クック氏は11月に行った第4・四半期決算発表後の電話会見で、第1・四半期の売上高見通しが市場予想を下回ったことについて、ブラジルやインド、ロシアなど新興国の成長減速を反映したと説明していたが、中国は減速が懸念される国には含まれないと述べていた。
しかしその後、米中貿易摩擦による中国経済への影響が強まり、中国人民銀行(中央銀行)系の雑誌は2日、2018年第4・四半期の成長率が6.5%を下回った可能性があると伝えた。
景気減速のリスクが高まる中でもアップルは中国で高価格戦略を継続しており、ドル高も高値要因の1つとなっている。
アトランティック・エクイティーズのアナリスト、ジェームズ・コードウェル氏はロイターに対し「投資家にとってはアップルの積極的な価格戦略が状況をどの程度悪化させたかや、長期的なiPhoneの価格設定力にどう影響するかが問題だ」と述べた。
また、キャピタル・インベストメント・カウンセルのチーフエコノミスト、ハル・エディンス氏は米中貿易摩擦による業績見通しへの影響に言及したクック氏のコメントについて、「過去1年の自社の間違いの言い訳として貿易摩擦を利用しているだけかもしれない」との見方を示した。

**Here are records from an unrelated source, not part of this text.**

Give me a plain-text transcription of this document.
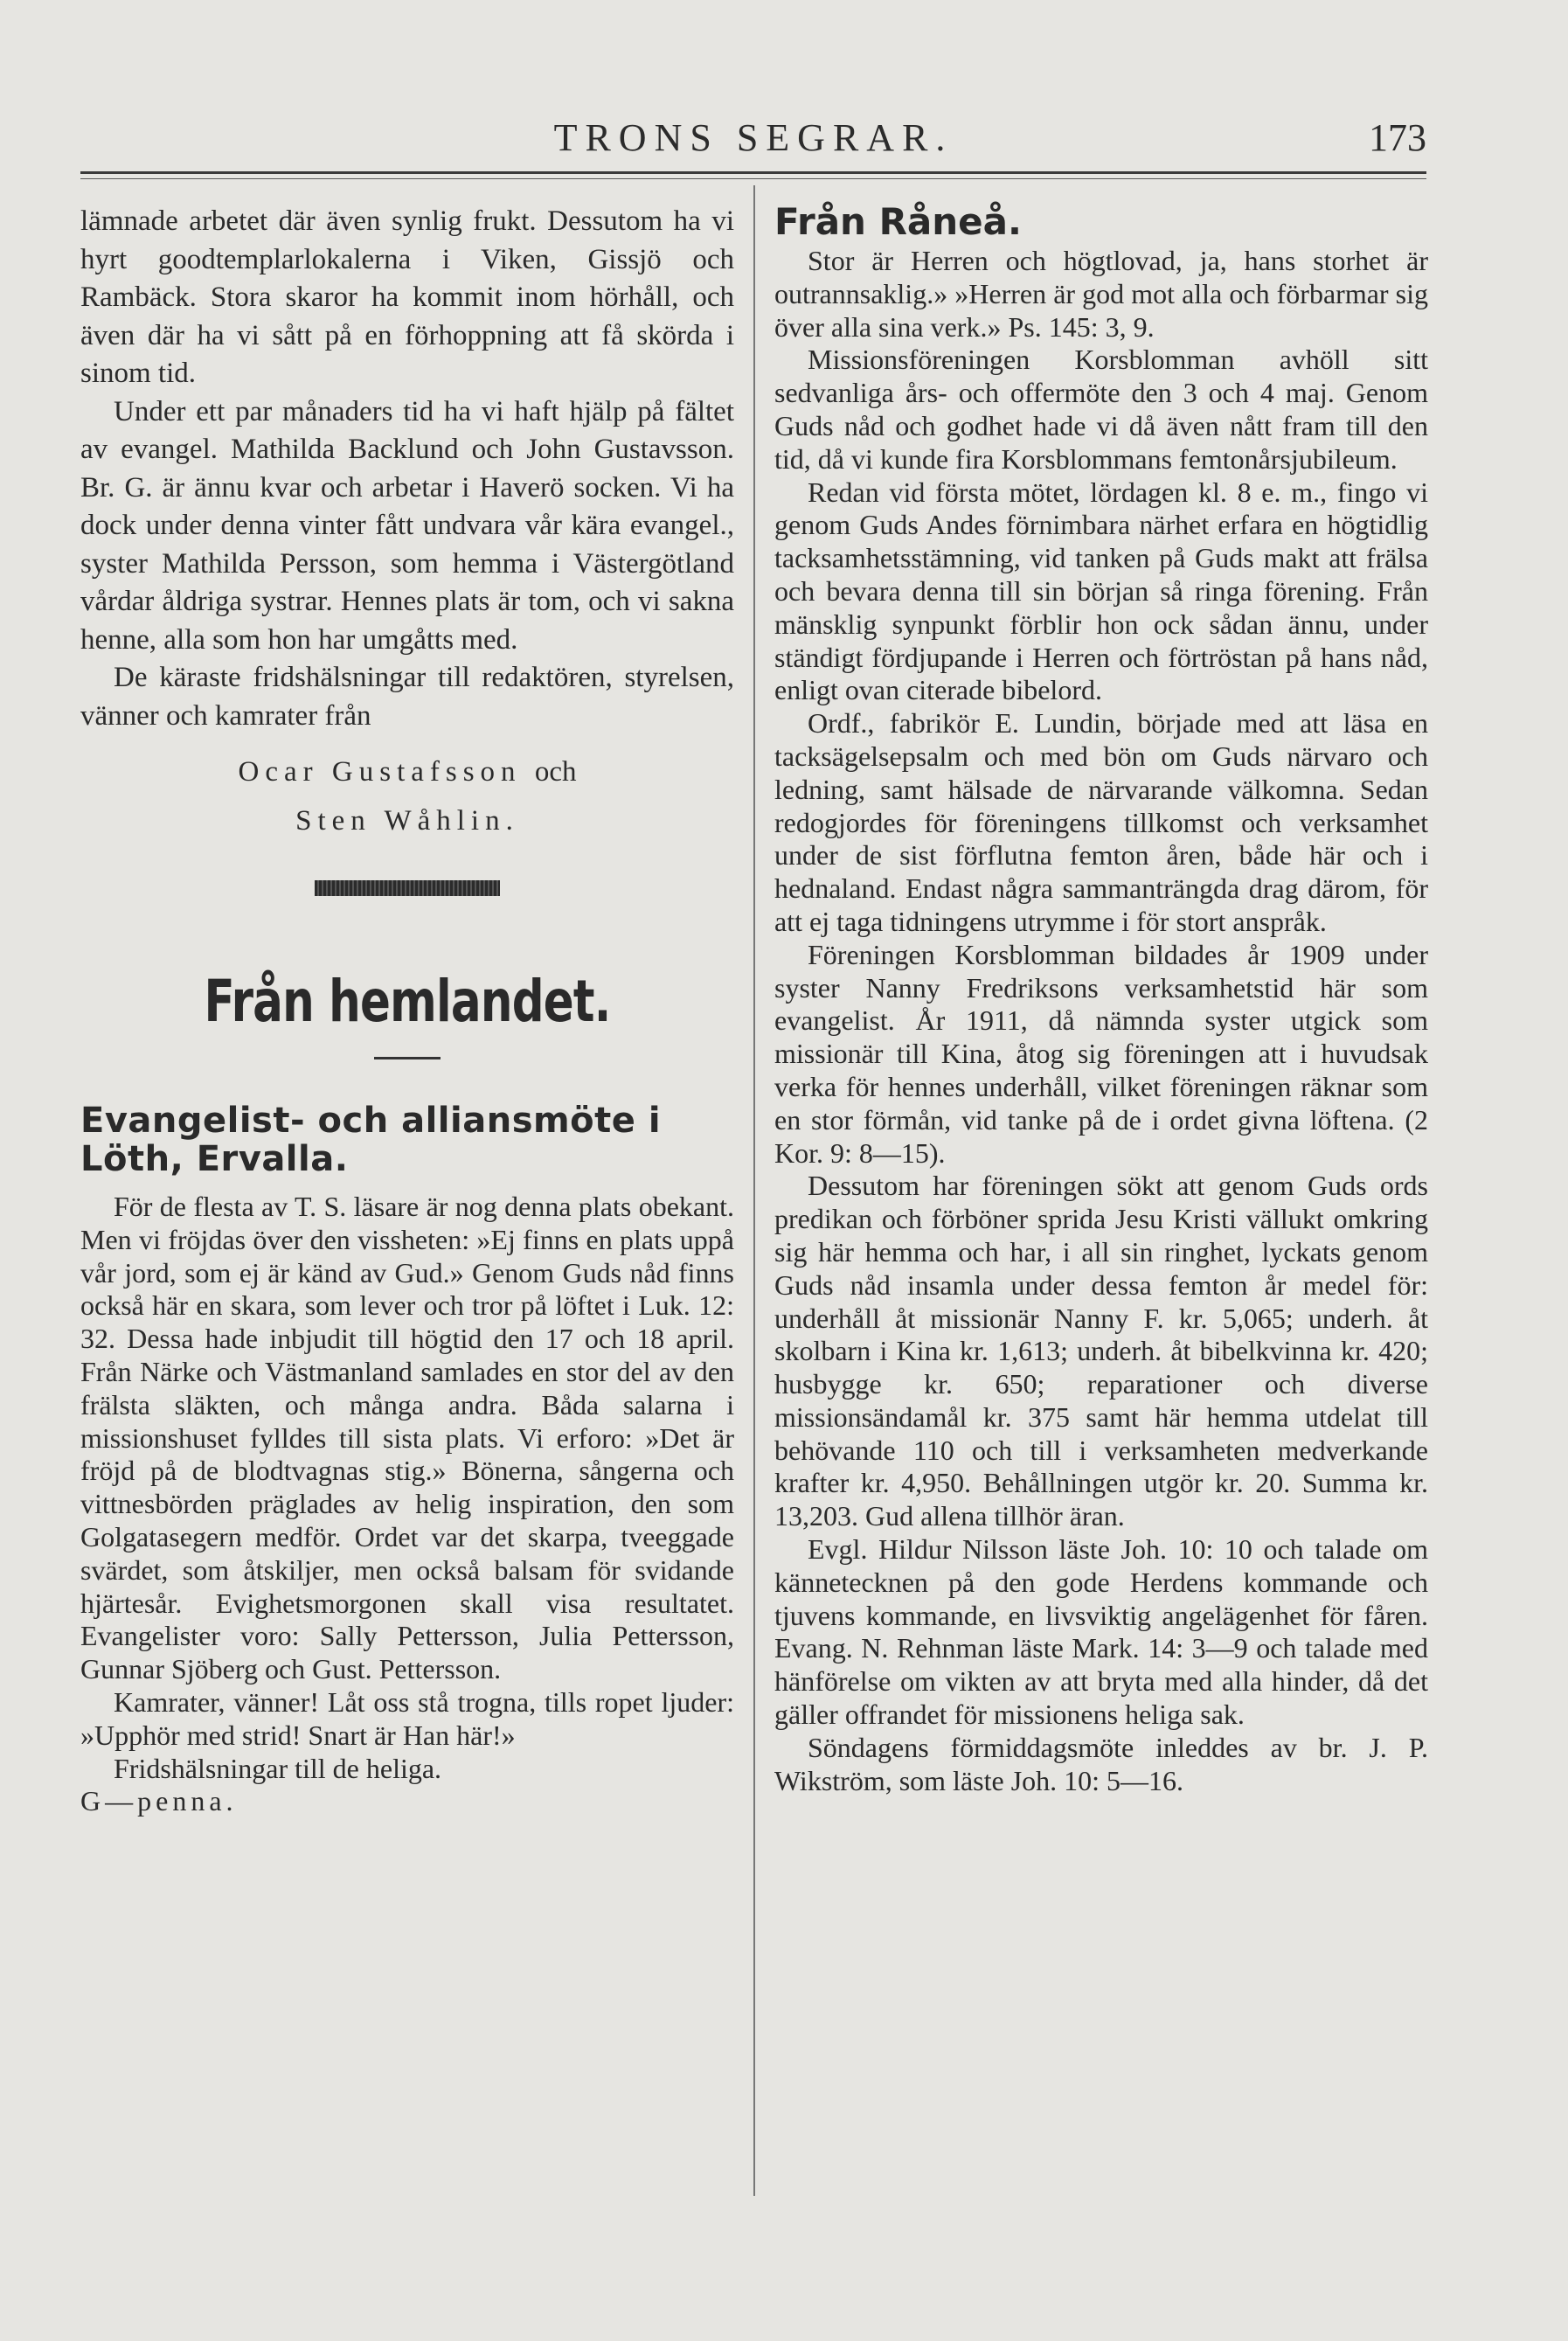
TRONS SEGRAR.	173

lämnade arbetet där även synlig frukt. Dessutom ha vi hyrt goodtemplarlokalerna i Viken, Gissjö och Rambäck. Stora skaror ha kommit inom hörhåll, och även där ha vi sått på en förhoppning att få skörda i sinom tid.

Under ett par månaders tid ha vi haft hjälp på fältet av evangel. Mathilda Backlund och John Gustavsson. Br. G. är ännu kvar och arbetar i Haverö socken. Vi ha dock under denna vinter fått undvara vår kära evangel., syster Mathilda Persson, som hemma i Västergötland vårdar åldriga systrar. Hennes plats är tom, och vi sakna henne, alla som hon har umgåtts med.

De käraste fridshälsningar till redaktören, styrelsen, vänner och kamrater från

Ocar Gustafsson och
Sten Wåhlin.
Från hemlandet.
Evangelist- och alliansmöte i Löth, Ervalla.

För de flesta av T. S. läsare är nog denna plats obekant. Men vi fröjdas över den vissheten: »Ej finns en plats uppå vår jord, som ej är känd av Gud.» Genom Guds nåd finns också här en skara, som lever och tror på löftet i Luk. 12: 32. Dessa hade inbjudit till högtid den 17 och 18 april. Från Närke och Västmanland samlades en stor del av den frälsta släkten, och många andra. Båda salarna i missionshuset fylldes till sista plats. Vi erforo: »Det är fröjd på de blodtvagnas stig.» Bönerna, sångerna och vittnesbörden präglades av helig inspiration, den som Golgatasegern medför. Ordet var det skarpa, tveeggade svärdet, som åtskiljer, men också balsam för svidande hjärtesår. Evighetsmorgonen skall visa resultatet. Evangelister voro: Sally Pettersson, Julia Pettersson, Gunnar Sjöberg och Gust. Pettersson.

Kamrater, vänner! Låt oss stå trogna, tills ropet ljuder: »Upphör med strid! Snart är Han här!»

Fridshälsningar till de heliga.

G—penna.

Från Råneå.

Stor är Herren och högtlovad, ja, hans storhet är outrannsaklig.» »Herren är god mot alla och förbarmar sig över alla sina verk.» Ps. 145: 3, 9.

Missionsföreningen Korsblomman avhöll sitt sedvanliga års- och offermöte den 3 och 4 maj. Genom Guds nåd och godhet hade vi då även nått fram till den tid, då vi kunde fira Korsblommans femtonårsjubileum.

Redan vid första mötet, lördagen kl. 8 e. m., fingo vi genom Guds Andes förnimbara närhet erfara en högtidlig tacksamhetsstämning, vid tanken på Guds makt att frälsa och bevara denna till sin början så ringa förening. Från mänsklig synpunkt förblir hon ock sådan ännu, under ständigt fördjupande i Herren och förtröstan på hans nåd, enligt ovan citerade bibelord.

Ordf., fabrikör E. Lundin, började med att läsa en tacksägelsepsalm och med bön om Guds närvaro och ledning, samt hälsade de närvarande välkomna. Sedan redogjordes för föreningens tillkomst och verksamhet under de sist förflutna femton åren, både här och i hednaland. Endast några sammanträngda drag därom, för att ej taga tidningens utrymme i för stort anspråk.

Föreningen Korsblomman bildades år 1909 under syster Nanny Fredriksons verksamhetstid här som evangelist. År 1911, då nämnda syster utgick som missionär till Kina, åtog sig föreningen att i huvudsak verka för hennes underhåll, vilket föreningen räknar som en stor förmån, vid tanke på de i ordet givna löftena. (2 Kor. 9: 8—15).

Dessutom har föreningen sökt att genom Guds ords predikan och förböner sprida Jesu Kristi vällukt omkring sig här hemma och har, i all sin ringhet, lyckats genom Guds nåd insamla under dessa femton år medel för: underhåll åt missionär Nanny F. kr. 5,065; underh. åt skolbarn i Kina kr. 1,613; underh. åt bibelkvinna kr. 420; husbygge kr. 650; reparationer och diverse missionsändamål kr. 375 samt här hemma utdelat till behövande 110 och till i verksamheten medverkande krafter kr. 4,950. Behållningen utgör kr. 20. Summa kr. 13,203. Gud allena tillhör äran.

Evgl. Hildur Nilsson läste Joh. 10: 10 och talade om kännetecknen på den gode Herdens kommande och tjuvens kommande, en livsviktig angelägenhet för fåren. Evang. N. Rehnman läste Mark. 14: 3—9 och talade med hänförelse om vikten av att bryta med alla hinder, då det gäller offrandet för missionens heliga sak.

Söndagens förmiddagsmöte inleddes av br. J. P. Wikström, som läste Joh. 10: 5—16.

一方、クック氏は書簡で、ネットキャッシュが1300億ドルあることも明らかにし、キャッシュバランスをゼロにする取り組みを継続する考えを示した。
これについてガレーン・キャピタル・パートナーズのマネジングパートナー、トリップ・ミラー氏は、株価が割安となっている局面で自社株買いを拡大し、株主還元を行う可能性があると指摘した。